You're in the Church of Christ: Authenticity Is Not Allowed

One thing I noticed while growing up in the COC is that the church does not allow people to be themselves, to live an authentic life and express the best of themselves. Instead, everyone must conform to the church's idea of proper behavior, ideas, and emotions or risk being labeled as "wayward" or even sinful. As a result, people in the COC are forced to wear a false front and not express their most authentic selves. You can't express your true feelings or thoughts because they might contradict church doctrine or undermine the authority of the elders and deacons (or "the men of the church" if there are no elders or deacons).

One way that the church suppresses personal authenticity is by strictly enforcing very rigid gender roles. Women with leadership skills are pushed down and relegated to a subordinate role, while men without those skills are forced to play public leadership roles to which they're ill suited. It's just assumed that a man will always be a better leader than a woman, even when the empirical evidence indicates otherwise. Women are expected to marry, have children, and stay at home, even if they would actually be better executives or nurses or airline pilots. Men are expected to marry and support a family, even if they are more nurturing and would be better suited to staying home and caring for the children. In the end, what you want for your life doesn't matter--the COC has already mapped out the trajectory of your life, and you deviate at your peril.
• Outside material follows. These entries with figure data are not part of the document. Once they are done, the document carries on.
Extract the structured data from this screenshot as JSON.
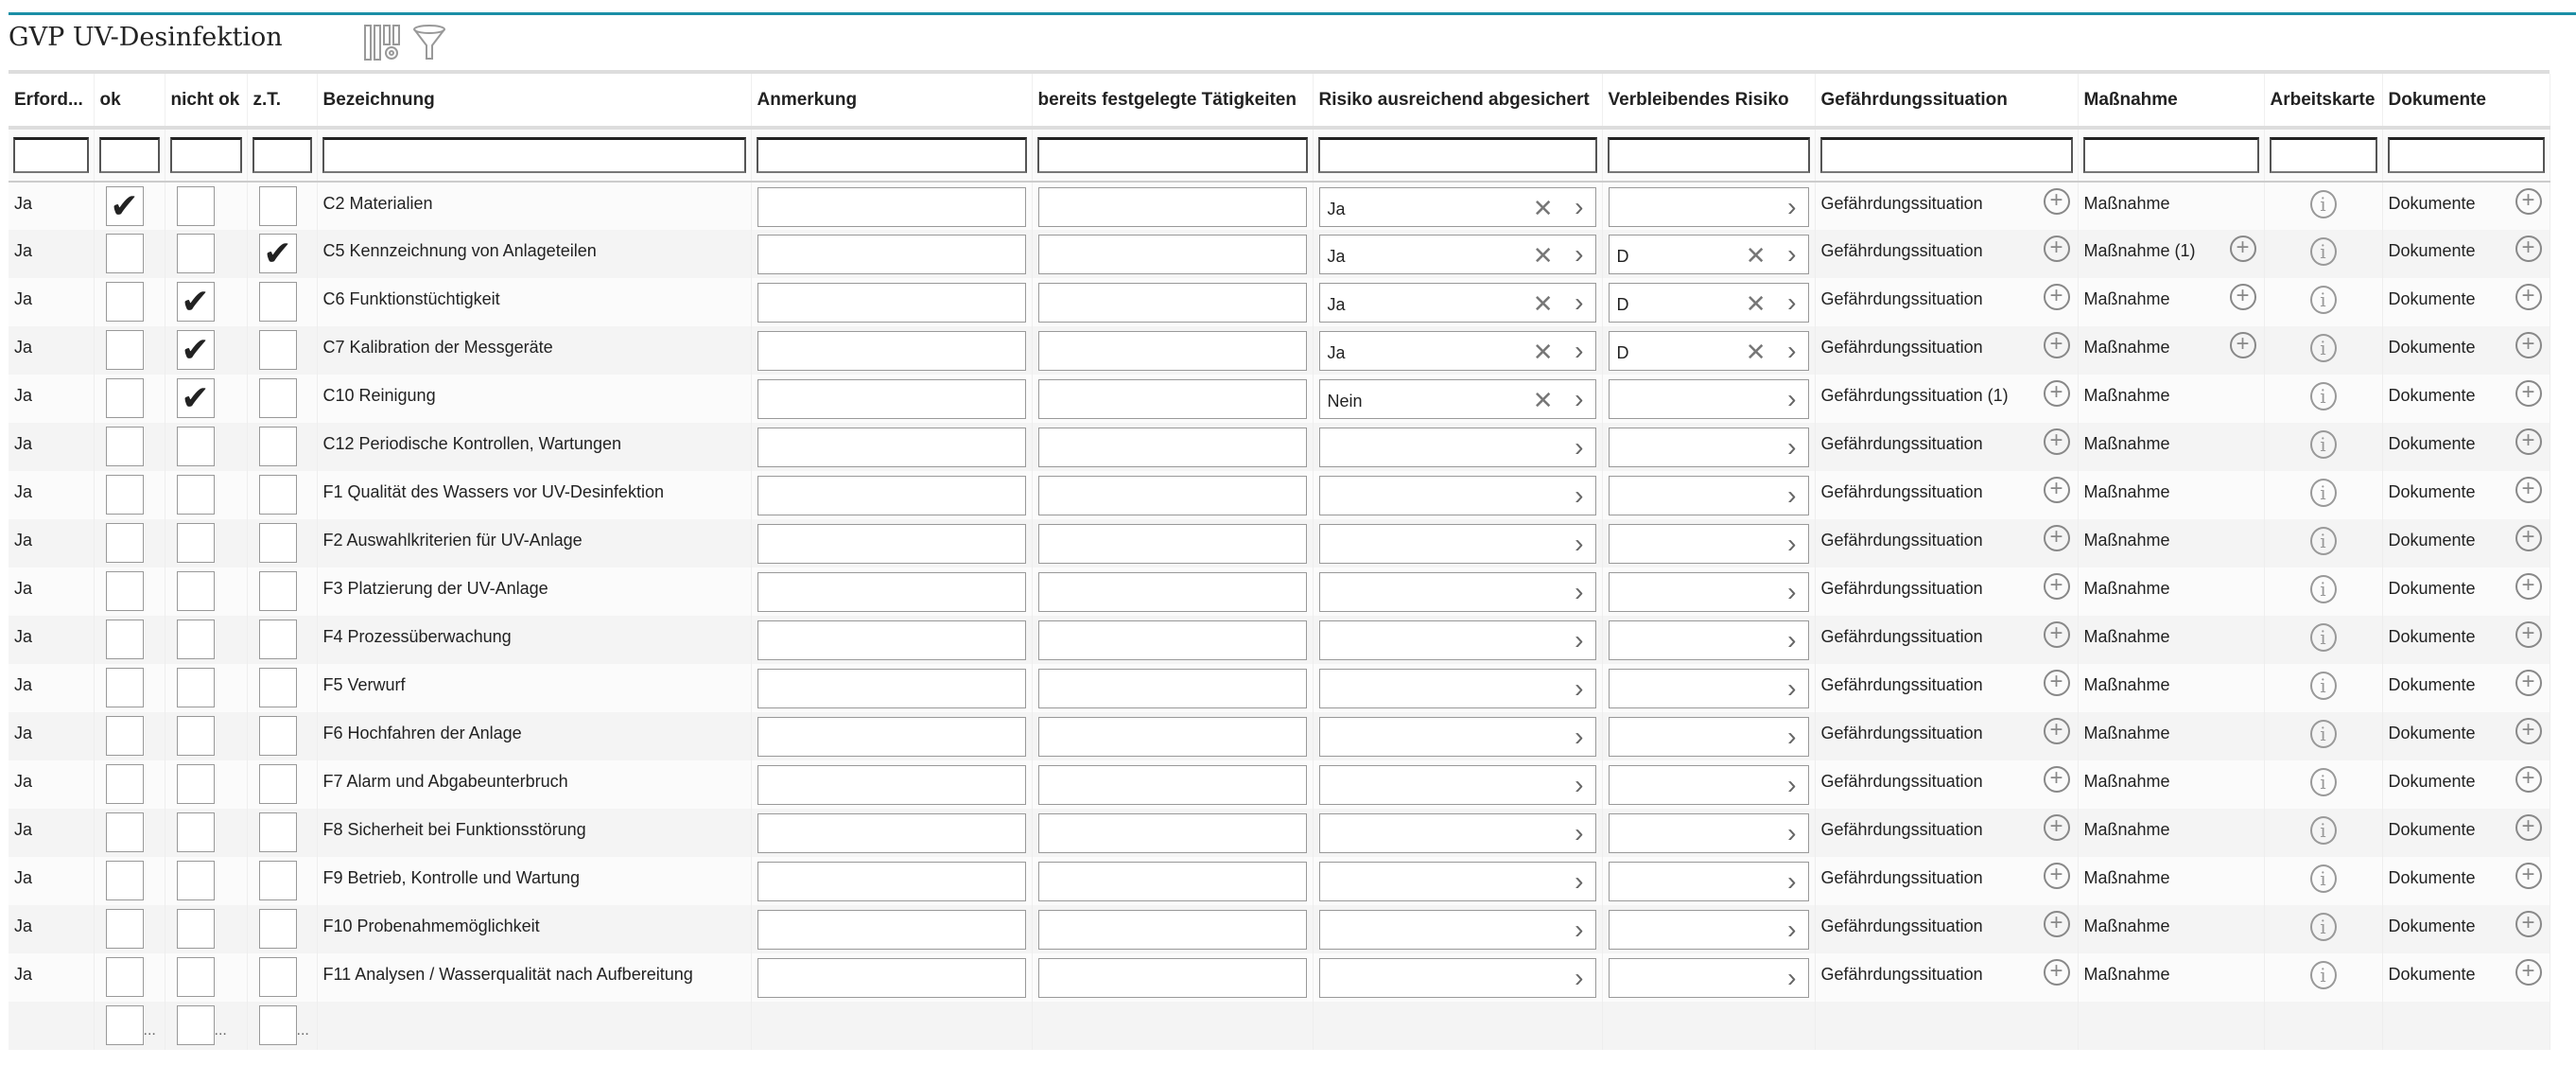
{
  "title": "GVP UV-Desinfektion",
  "toolbar": {
    "icons": [
      "column-settings-icon",
      "filter-icon"
    ]
  },
  "colors": {
    "accent": "#1a8fa6",
    "row_odd": "#f4f4f4",
    "row_even": "#fbfbfb"
  },
  "columns": [
    "Erford...",
    "ok",
    "nicht ok",
    "z.T.",
    "Bezeichnung",
    "Anmerkung",
    "bereits festgelegte Tätigkeiten",
    "Risiko ausreichend abgesichert",
    "Verbleibendes Risiko",
    "Gefährdungssituation",
    "Maßnahme",
    "Arbeitskarte",
    "Dokumente"
  ],
  "rows": [
    {
      "erford": "Ja",
      "ok": true,
      "nicht_ok": false,
      "zt": false,
      "bezeichnung": "C2 Materialien",
      "anmerkung": "",
      "taetigkeiten": "",
      "risiko": "Ja",
      "verbleibend": "",
      "gefaehrdung": "Gefährdungssituation",
      "massnahme": "Maßnahme",
      "massnahme_add": false,
      "dokumente": "Dokumente"
    },
    {
      "erford": "Ja",
      "ok": false,
      "nicht_ok": false,
      "zt": true,
      "bezeichnung": "C5 Kennzeichnung von Anlageteilen",
      "anmerkung": "",
      "taetigkeiten": "",
      "risiko": "Ja",
      "verbleibend": "D",
      "gefaehrdung": "Gefährdungssituation",
      "massnahme": "Maßnahme (1)",
      "massnahme_add": true,
      "dokumente": "Dokumente"
    },
    {
      "erford": "Ja",
      "ok": false,
      "nicht_ok": true,
      "zt": false,
      "bezeichnung": "C6 Funktionstüchtigkeit",
      "anmerkung": "",
      "taetigkeiten": "",
      "risiko": "Ja",
      "verbleibend": "D",
      "gefaehrdung": "Gefährdungssituation",
      "massnahme": "Maßnahme",
      "massnahme_add": true,
      "dokumente": "Dokumente"
    },
    {
      "erford": "Ja",
      "ok": false,
      "nicht_ok": true,
      "zt": false,
      "bezeichnung": "C7 Kalibration der Messgeräte",
      "anmerkung": "",
      "taetigkeiten": "",
      "risiko": "Ja",
      "verbleibend": "D",
      "gefaehrdung": "Gefährdungssituation",
      "massnahme": "Maßnahme",
      "massnahme_add": true,
      "dokumente": "Dokumente"
    },
    {
      "erford": "Ja",
      "ok": false,
      "nicht_ok": true,
      "zt": false,
      "bezeichnung": "C10 Reinigung",
      "anmerkung": "",
      "taetigkeiten": "",
      "risiko": "Nein",
      "verbleibend": "",
      "gefaehrdung": "Gefährdungssituation (1)",
      "massnahme": "Maßnahme",
      "massnahme_add": false,
      "dokumente": "Dokumente"
    },
    {
      "erford": "Ja",
      "ok": false,
      "nicht_ok": false,
      "zt": false,
      "bezeichnung": "C12 Periodische Kontrollen, Wartungen",
      "anmerkung": "",
      "taetigkeiten": "",
      "risiko": "",
      "verbleibend": "",
      "gefaehrdung": "Gefährdungssituation",
      "massnahme": "Maßnahme",
      "massnahme_add": false,
      "dokumente": "Dokumente"
    },
    {
      "erford": "Ja",
      "ok": false,
      "nicht_ok": false,
      "zt": false,
      "bezeichnung": "F1 Qualität des Wassers vor UV-Desinfektion",
      "anmerkung": "",
      "taetigkeiten": "",
      "risiko": "",
      "verbleibend": "",
      "gefaehrdung": "Gefährdungssituation",
      "massnahme": "Maßnahme",
      "massnahme_add": false,
      "dokumente": "Dokumente"
    },
    {
      "erford": "Ja",
      "ok": false,
      "nicht_ok": false,
      "zt": false,
      "bezeichnung": "F2 Auswahlkriterien für UV-Anlage",
      "anmerkung": "",
      "taetigkeiten": "",
      "risiko": "",
      "verbleibend": "",
      "gefaehrdung": "Gefährdungssituation",
      "massnahme": "Maßnahme",
      "massnahme_add": false,
      "dokumente": "Dokumente"
    },
    {
      "erford": "Ja",
      "ok": false,
      "nicht_ok": false,
      "zt": false,
      "bezeichnung": "F3 Platzierung der UV-Anlage",
      "anmerkung": "",
      "taetigkeiten": "",
      "risiko": "",
      "verbleibend": "",
      "gefaehrdung": "Gefährdungssituation",
      "massnahme": "Maßnahme",
      "massnahme_add": false,
      "dokumente": "Dokumente"
    },
    {
      "erford": "Ja",
      "ok": false,
      "nicht_ok": false,
      "zt": false,
      "bezeichnung": "F4 Prozessüberwachung",
      "anmerkung": "",
      "taetigkeiten": "",
      "risiko": "",
      "verbleibend": "",
      "gefaehrdung": "Gefährdungssituation",
      "massnahme": "Maßnahme",
      "massnahme_add": false,
      "dokumente": "Dokumente"
    },
    {
      "erford": "Ja",
      "ok": false,
      "nicht_ok": false,
      "zt": false,
      "bezeichnung": "F5 Verwurf",
      "anmerkung": "",
      "taetigkeiten": "",
      "risiko": "",
      "verbleibend": "",
      "gefaehrdung": "Gefährdungssituation",
      "massnahme": "Maßnahme",
      "massnahme_add": false,
      "dokumente": "Dokumente"
    },
    {
      "erford": "Ja",
      "ok": false,
      "nicht_ok": false,
      "zt": false,
      "bezeichnung": "F6 Hochfahren der Anlage",
      "anmerkung": "",
      "taetigkeiten": "",
      "risiko": "",
      "verbleibend": "",
      "gefaehrdung": "Gefährdungssituation",
      "massnahme": "Maßnahme",
      "massnahme_add": false,
      "dokumente": "Dokumente"
    },
    {
      "erford": "Ja",
      "ok": false,
      "nicht_ok": false,
      "zt": false,
      "bezeichnung": "F7 Alarm und Abgabeunterbruch",
      "anmerkung": "",
      "taetigkeiten": "",
      "risiko": "",
      "verbleibend": "",
      "gefaehrdung": "Gefährdungssituation",
      "massnahme": "Maßnahme",
      "massnahme_add": false,
      "dokumente": "Dokumente"
    },
    {
      "erford": "Ja",
      "ok": false,
      "nicht_ok": false,
      "zt": false,
      "bezeichnung": "F8 Sicherheit bei Funktionsstörung",
      "anmerkung": "",
      "taetigkeiten": "",
      "risiko": "",
      "verbleibend": "",
      "gefaehrdung": "Gefährdungssituation",
      "massnahme": "Maßnahme",
      "massnahme_add": false,
      "dokumente": "Dokumente"
    },
    {
      "erford": "Ja",
      "ok": false,
      "nicht_ok": false,
      "zt": false,
      "bezeichnung": "F9 Betrieb, Kontrolle und Wartung",
      "anmerkung": "",
      "taetigkeiten": "",
      "risiko": "",
      "verbleibend": "",
      "gefaehrdung": "Gefährdungssituation",
      "massnahme": "Maßnahme",
      "massnahme_add": false,
      "dokumente": "Dokumente"
    },
    {
      "erford": "Ja",
      "ok": false,
      "nicht_ok": false,
      "zt": false,
      "bezeichnung": "F10 Probenahmemöglichkeit",
      "anmerkung": "",
      "taetigkeiten": "",
      "risiko": "",
      "verbleibend": "",
      "gefaehrdung": "Gefährdungssituation",
      "massnahme": "Maßnahme",
      "massnahme_add": false,
      "dokumente": "Dokumente"
    },
    {
      "erford": "Ja",
      "ok": false,
      "nicht_ok": false,
      "zt": false,
      "bezeichnung": "F11 Analysen / Wasserqualität nach Aufbereitung",
      "anmerkung": "",
      "taetigkeiten": "",
      "risiko": "",
      "verbleibend": "",
      "gefaehrdung": "Gefährdungssituation",
      "massnahme": "Maßnahme",
      "massnahme_add": false,
      "dokumente": "Dokumente"
    }
  ],
  "footer": {
    "ellipsis": "..."
  }
}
On a more personal level, I learned the hard way very early in my life that I could never be honest about what I read or listened to or watched for fear of causing trouble/being judged/making my parents look bad. And it's not as if I was reading anything Satanic or pornographic. But if there was anything in a book that went beyond the Bible or rote repetition of COC doctrines and traditions, it was looked up on with suspicion that it might "turn me away" from the church. They really had no reason to worry about what novels I read, because it was reading the Bible that ultimately turned me away from the COC. Leaving the COC gave me the freedom to forge an authentic life that expresses my true self. It's a work in progress, but at least I can actually do the work without risking constant judgment, criticism, and condemnation.

Comments

Karl Stern said…
I continue to enjoy your blog and every post has been right on the money.
Thanks, Karl! I appreciate your support and feedback.
Josh said…
I am apparently reading this post very late, but I find it very interesting. I have read several of your posts, beginning with the most recent and ending here finally. Not through yet. I was raised in a COC and am currently raising my children in a COC. I want to know the truth and at least believe that I looking for it honestly. I find myself agreeing with many of the points you make, including some of the ones here on this post, and find them insightful.
I am sure that just because we are better suited for something means we should do it, necessary. I was in the army, and I liked it, parts of it. I had two combat tours in a combat unit and enjoyed that part the most. I felt suited for a combat leader and in many ways would like to be doing that again. It truly felt like a natural fit. But I ma out now because I have two children and wife, all of whom I missed very much while away. I don't feel as valuable at work or as meaningful as when i was in the army, but I'd rather be a husband and father than a soldier. Some people just can't have everything, I guess. I am questioning many things of COC 'creed' now, but whether or not it is right we very well may have to give somethings up for service to God. Do I sound like i'm from a COC? yeah, i guess. But the Bible still speaks about service and sacrifice as it does love.
I wanted to ask you about 1 Cor 14:34 and 1 Tim 2:12. Do you believe now that these passages were altered by man, or are taken out of context in the COC?

thanks, and I'll probably ask more questions as I read the rest of your posts. It is scary. I wish we still had miracles and prophets, I lack faith I guess, but not a desire for truth.
Josh said…
there are typos... ahhh. proof reading. well hopefully they're not too bad, and if clarification is needed... I'll do what I can. sorry.